2. The Board has also, subject to the approval of the members and of the High Court, Mumbai, and of other statutory authorities, approved the Scheme of arrangement for merger of SRM Energy Pvt Ltd, a “Spice Energy Group” Company, with the Company. SRM Energy Pvt Ltd will be absorbed by the Company and will consequently loose its identity.

3. Appointed Mr. D Sundararajan as additional director of the Company.

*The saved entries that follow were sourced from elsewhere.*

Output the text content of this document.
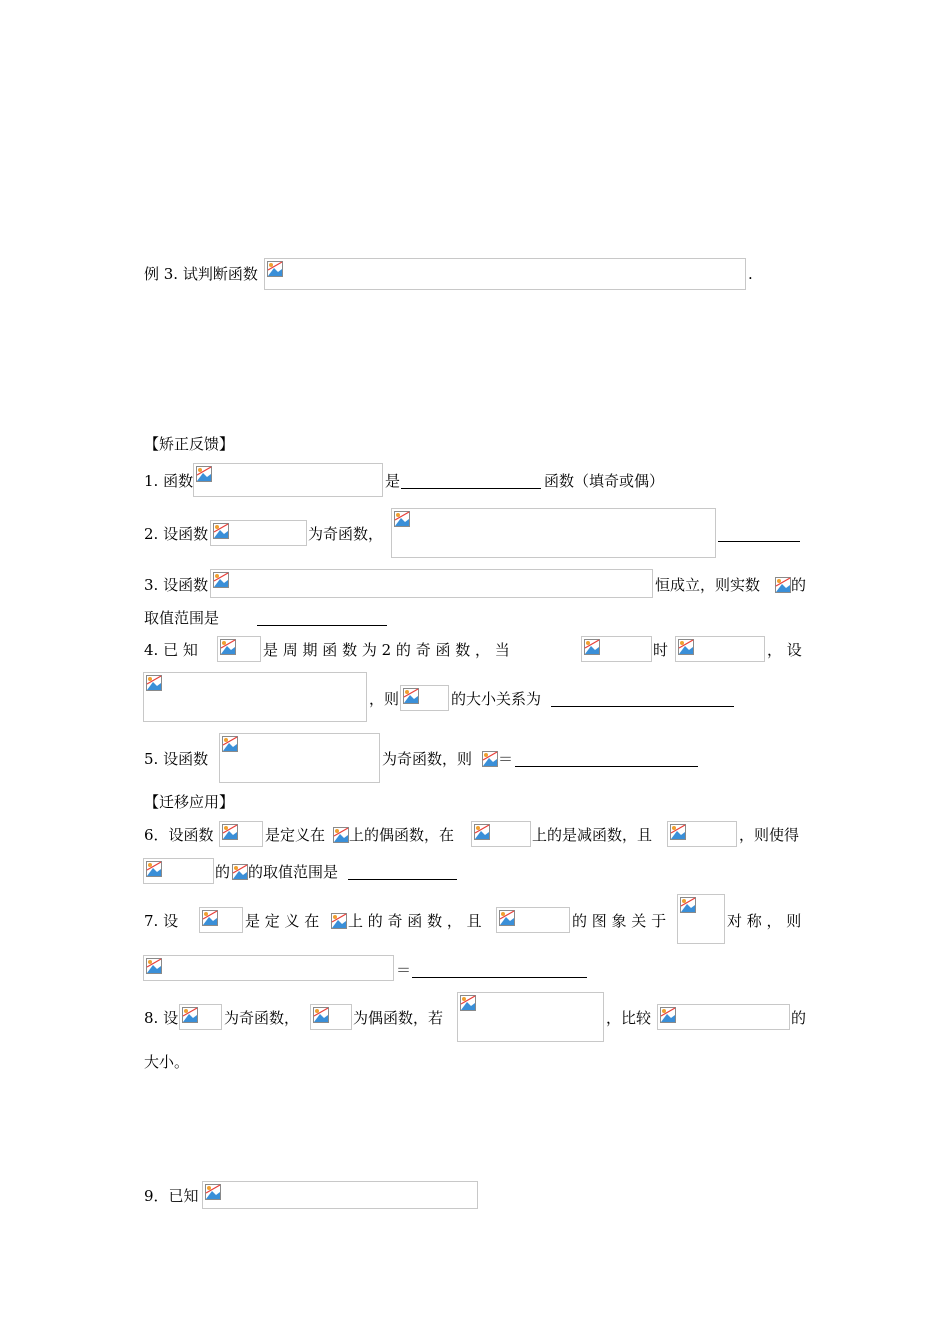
例 3. 试判断函数	.
【矫正反馈】
1. 函数	是	函数（填奇或偶）
2. 设函数	为奇函数，
3. 设函数	恒成立，则实数 的
取值范围是
4. 已 知	是 周 期 函 数 为 2 的 奇 函 数 ， 当	时	， 设
，则	的大小关系为
5. 设函数	为奇函数，则 ＝
【迁移应用】
6．设函数	是定义在 上的偶函数，在	上的是减函数，且	，则使得
的 的取值范围是
7. 设	是 定 义 在 上 的 奇 函 数 ， 且	的 图 象 关 于	对 称 ， 则
＝
8. 设	为奇函数，	为偶函数，若	，比较	的
大小。
9．已知
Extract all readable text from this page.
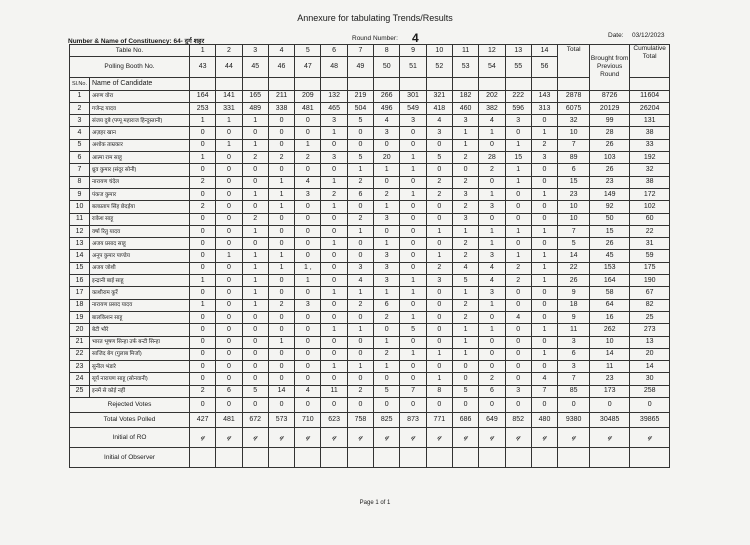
Annexure for tabulating Trends/Results
Number & Name of Constituency: 64- दुर्ग शहर	Round Number: 4	Date: 03/12/2023
Table No.		1	2	3	4	5	6	7	8	9	10	11	12	13	14	Total	Brought from Previous Round	Cumulative Total
Polling Booth No.		43	44	45	46	47	48	49	50	51	52	53	54	55	56			
Sl.No.	Name of Candidate																	
1	अरुण वोरा	164	141	165	211	209	132	219	266	301	321	182	202	222	143	2878	8726	11604
2	गजेन्द्र यादव	253	331	489	338	481	465	504	496	549	418	460	382	596	313	6075	20129	26204
3	संजय दुबे (पप्पू महाराज हिन्दुस्तानी)	1	1	1	0	0	3	5	4	3	4	3	4	3	0	32	99	131
4	अज़हर खान	0	0	0	0	0	1	0	3	0	3	1	1	0	1	10	28	38
5	अशोक ताम्रकार	0	1	1	0	1	0	0	0	0	0	1	0	1	2	7	26	33
6	आत्मा राम साहू	1	0	2	2	2	3	5	20	1	5	2	28	15	3	89	103	192
7	ध्रुव कुमार (संदूर सोनी)	0	0	0	0	0	0	1	1	1	0	0	2	1	0	6	26	32
8	नारायण चंदेल	2	0	0	1	4	1	2	0	0	2	2	0	1	0	15	23	38
9	पंकज कुमार	0	0	1	1	3	2	6	2	1	2	3	1	0	1	23	149	172
10	बलप्रताप सिंह छेदईया	2	0	0	1	0	1	0	1	0	0	2	3	0	0	10	92	102
11	राकेश साहू	0	0	2	0	0	0	2	3	0	0	3	0	0	0	10	50	60
12	वर्षा रितु यादव	0	0	1	0	0	0	1	0	0	1	1	1	1	1	7	15	22
13	अजय प्रसाद साहू	0	0	0	0	0	1	0	1	0	0	2	1	0	0	5	26	31
14	अनूप कुमार पाण्डेय	0	1	1	1	0	0	0	3	0	1	2	3	1	1	14	45	59
15	अजय जोशी	0	0	1	1	1 ,	0	3	3	0	2	4	4	2	1	22	153	175
16	इन्द्रानी बाई साहू	1	0	1	0	1	0	4	3	1	3	5	4	2	1	26	164	190
17	काशीराम कुर्रे	0	0	1	0	0	1	1	1	1	0	1	3	0	0	9	58	67
18	नारायण प्रसाद यादव	1	0	1	2	3	0	2	6	0	0	2	1	0	0	18	64	82
19	बालकिशन साहू	0	0	0	0	0	0	0	2	1	0	2	0	4	0	9	16	25
20	बेटी भौरे	0	0	0	0	0	1	1	0	5	0	1	1	0	1	11	262	273
21	भारत भूषण सिन्हा उर्फ बन्टी सिन्हा	0	0	0	1	0	0	0	1	0	0	1	0	0	0	3	10	13
22	साजिद बेग (गुलाब मिर्जा)	0	0	0	0	0	0	0	2	1	1	1	0	0	1	6	14	20
23	सुनील भंडारे	0	0	0	0	0	1	1	1	0	0	0	0	0	0	3	11	14
24	सूर्य नारायण साहू (सोनवानी)	0	0	0	0	0	0	0	0	0	1	0	2	0	4	7	23	30
25	इनमें से कोई नहीं	2	6	5	14	4	11	2	5	7	8	5	6	3	7	85	173	258
Rejected Votes		0	0	0	0	0	0	0	0	0	0	0	0	0	0	0	0	0
Total Votes Polled		427	481	672	573	710	623	758	825	873	771	686	649	852	480	9380	30485	39865
Initial of RO		𝓆	𝓆	𝓆	𝓆	𝓆	𝓆	𝓆	𝓆	𝓆	𝓆	𝓆	𝓆	𝓆	𝓆	𝓆	𝓆	𝓆
Initial of Observer																		
Page 1 of 1
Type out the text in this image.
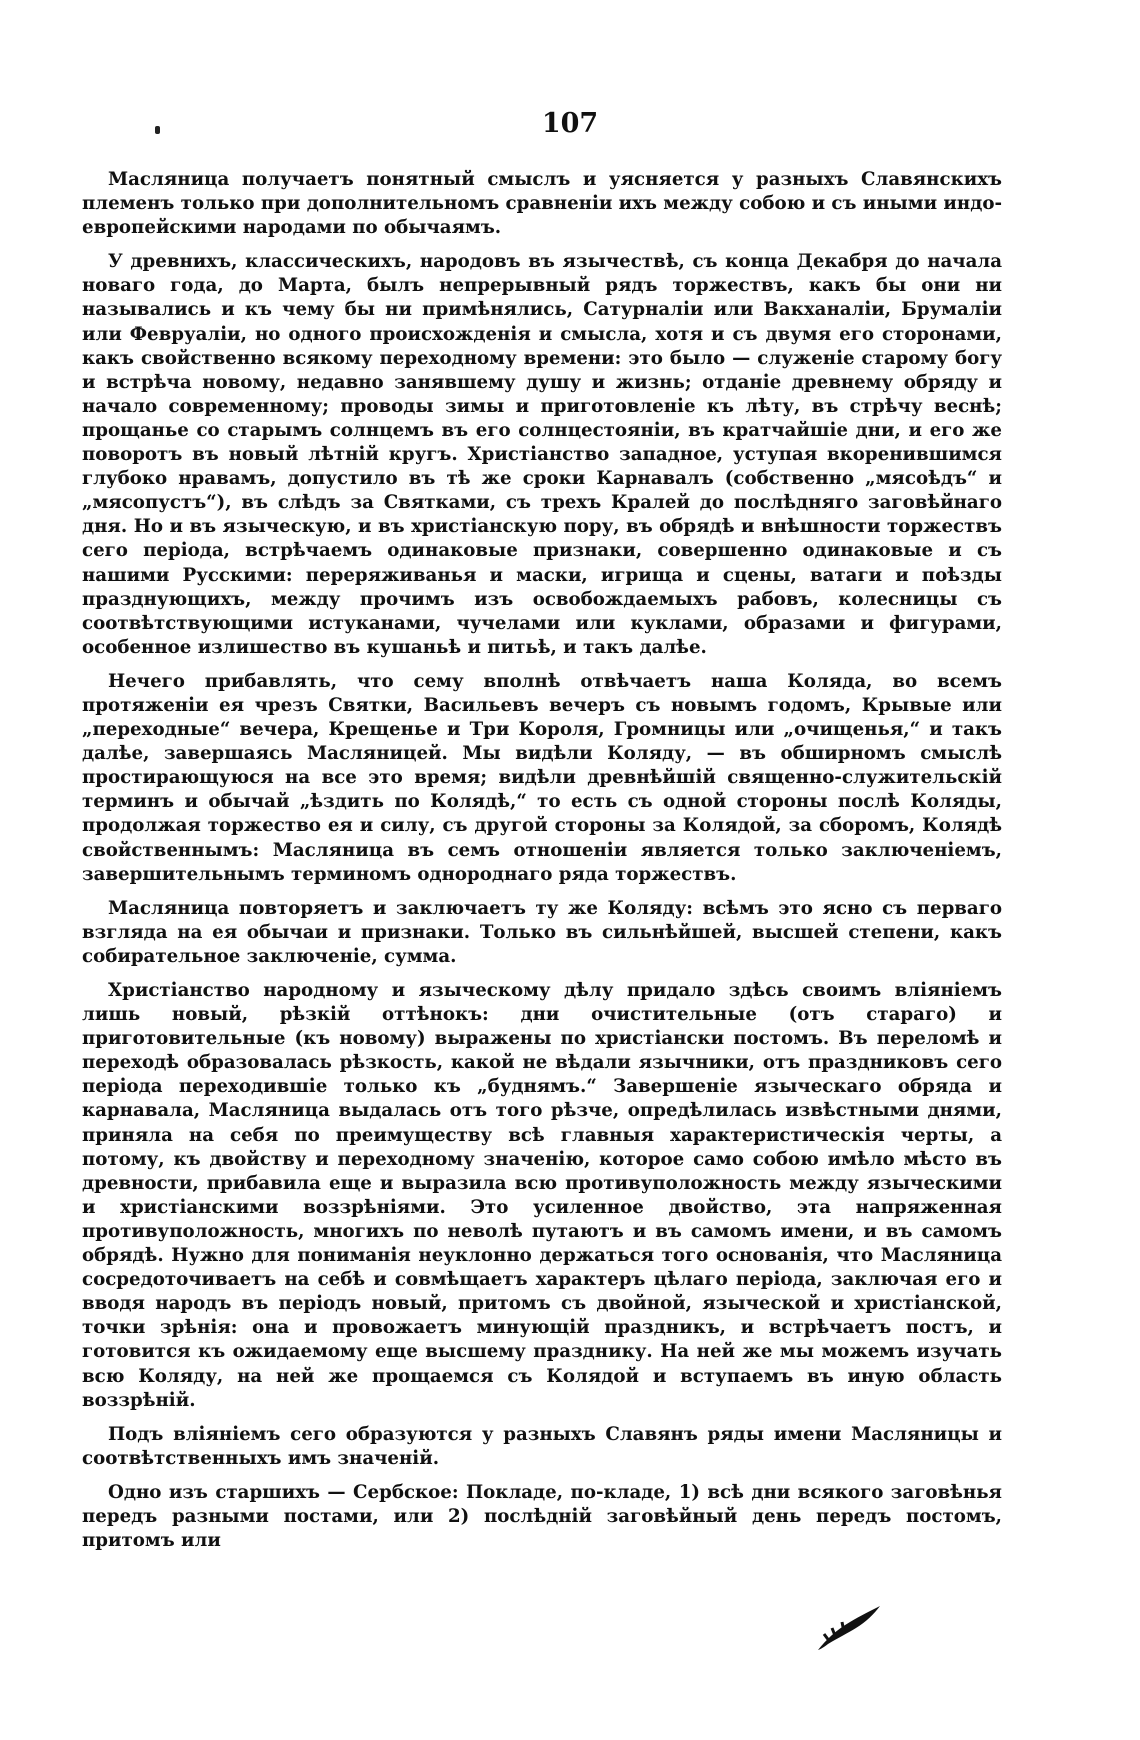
107

Масляница получаетъ понятный смыслъ и уясняется у разныхъ Славянскихъ племенъ только при дополнительномъ сравненіи ихъ между собою и съ иными индо-европейскими народами по обычаямъ.

У древнихъ, классическихъ, народовъ въ язычествѣ, съ конца Декабря до начала новаго года, до Марта, былъ непрерывный рядъ торжествъ, какъ бы они ни назывались и къ чему бы ни примѣнялись, Сатурналіи или Вакханаліи, Брумаліи или Февруаліи, но одного происхожденія и смысла, хотя и съ двумя его сторонами, какъ свойственно всякому переходному времени: это было — служеніе старому богу и встрѣча новому, недавно занявшему душу и жизнь; отданіе древнему обряду и начало современному; проводы зимы и приготовленіе къ лѣту, въ стрѣчу веснѣ; прощанье со старымъ солнцемъ въ его солнцестояніи, въ кратчайшіе дни, и его же поворотъ въ новый лѣтній кругъ. Христіанство западное, уступая вкоренившимся глубоко нравамъ, допустило въ тѣ же сроки Карнавалъ (собственно „мясоѣдъ“ и „мясопустъ“), въ слѣдъ за Святками, съ трехъ Кралей до послѣдняго заговѣйнаго дня. Но и въ языческую, и въ христіанскую пору, въ обрядѣ и внѣшности торжествъ сего періода, встрѣчаемъ одинаковые признаки, совершенно одинаковые и съ нашими Русскими: переряживанья и маски, игрища и сцены, ватаги и поѣзды празднующихъ, между прочимъ изъ освобождаемыхъ рабовъ, колесницы съ соотвѣтствующими истуканами, чучелами или куклами, образами и фигурами, особенное излишество въ кушаньѣ и питьѣ, и такъ далѣе.

Нечего прибавлять, что сему вполнѣ отвѣчаетъ наша Коляда, во всемъ протяженіи ея чрезъ Святки, Васильевъ вечеръ съ новымъ годомъ, Крывые или „переходные“ вечера, Крещенье и Три Короля, Громницы или „очищенья,“ и такъ далѣе, завершаясь Масляницей. Мы видѣли Коляду, — въ обширномъ смыслѣ простирающуюся на все это время; видѣли древнѣйшій священно-служительскій терминъ и обычай „ѣздить по Колядѣ,“ то есть съ одной стороны послѣ Коляды, продолжая торжество ея и силу, съ другой стороны за Колядой, за сборомъ, Колядѣ свойственнымъ: Масляница въ семъ отношеніи является только заключеніемъ, завершительнымъ терминомъ однороднаго ряда торжествъ.

Масляница повторяетъ и заключаетъ ту же Коляду: всѣмъ это ясно съ перваго взгляда на ея обычаи и признаки. Только въ сильнѣйшей, высшей степени, какъ собирательное заключеніе, сумма.

Христіанство народному и языческому дѣлу придало здѣсь своимъ вліяніемъ лишь новый, рѣзкій оттѣнокъ: дни очистительные (отъ стараго) и приготовительные (къ новому) выражены по христіански постомъ. Въ переломѣ и переходѣ образовалась рѣзкость, какой не вѣдали язычники, отъ праздниковъ сего періода переходившіе только къ „буднямъ.“ Завершеніе языческаго обряда и карнавала, Масляница выдалась отъ того рѣзче, опредѣлилась извѣстными днями, приняла на себя по преимуществу всѣ главныя характеристическія черты, а потому, къ двойству и переходному значенію, которое само собою имѣло мѣсто въ древности, прибавила еще и выразила всю противуположность между языческими и христіанскими воззрѣніями. Это усиленное двойство, эта напряженная противуположность, многихъ по неволѣ путаютъ и въ самомъ имени, и въ самомъ обрядѣ. Нужно для пониманія неуклонно держаться того основанія, что Масляница сосредоточиваетъ на себѣ и совмѣщаетъ характеръ цѣлаго періода, заключая его и вводя народъ въ періодъ новый, притомъ съ двойной, языческой и христіанской, точки зрѣнія: она и провожаетъ минующій праздникъ, и встрѣчаетъ постъ, и готовится къ ожидаемому еще высшему празднику. На ней же мы можемъ изучать всю Коляду, на ней же прощаемся съ Колядой и вступаемъ въ иную область воззрѣній.

Подъ вліяніемъ сего образуются у разныхъ Славянъ ряды имени Масляницы и соотвѣтственныхъ имъ значеній.

Одно изъ старшихъ — Сербское: Покладе, по-кладе, 1) всѣ дни всякого заговѣнья передъ разными постами, или 2) послѣдній заговѣйный день передъ постомъ, притомъ или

Hitkari Fibres - Board Meeting on Feb 12, 2008

Monday, February 11th, 2008

Hitkari Fibres Ltd has informed BSE that a meeting of the Board of Directors of the Company will be held on February 12, 2008, inter alia, for considering the following:

1. To consider change in control of the Company in terms of Regulation 12 of SEBI (Substantial Acquisition of Shares and Takeovers) Regulations, 1997.

2. To consider alteration to the Objects Clause of the Memorandum of Association of the Company pursuant to Section 17 of the Companies Act, 1956.

3. To consider increase in the authorized capital of the Company.

4. To consider further issue of shares under section 81 (IA) of the Companies Act, 1956.

5. To consider increase in the borrowing limits and / or creation of charge on the assets or otherwise disposal of the assets of the Company.

6. To consider investing in / giving inter corporate loans / deposits guarantees / securities in terms section 372A of the Companies Act, 1956.

7. To sell / lease / mortgage or otherwise dispose of the undertaking of the Company pursuant to Section 293(1)(a) of the Companies Act, 1956.

8. To consider amendment to the Articles of Association of the Company.

9. To consider merger of other entities with the Company.

10. To consider delisting of the securities of the Company from the Delhi Stock Exchange Association Ltd and Ahmedabad Stock Exchange Ltd.

11. To approve notice of the Postal Ballot for the items given above.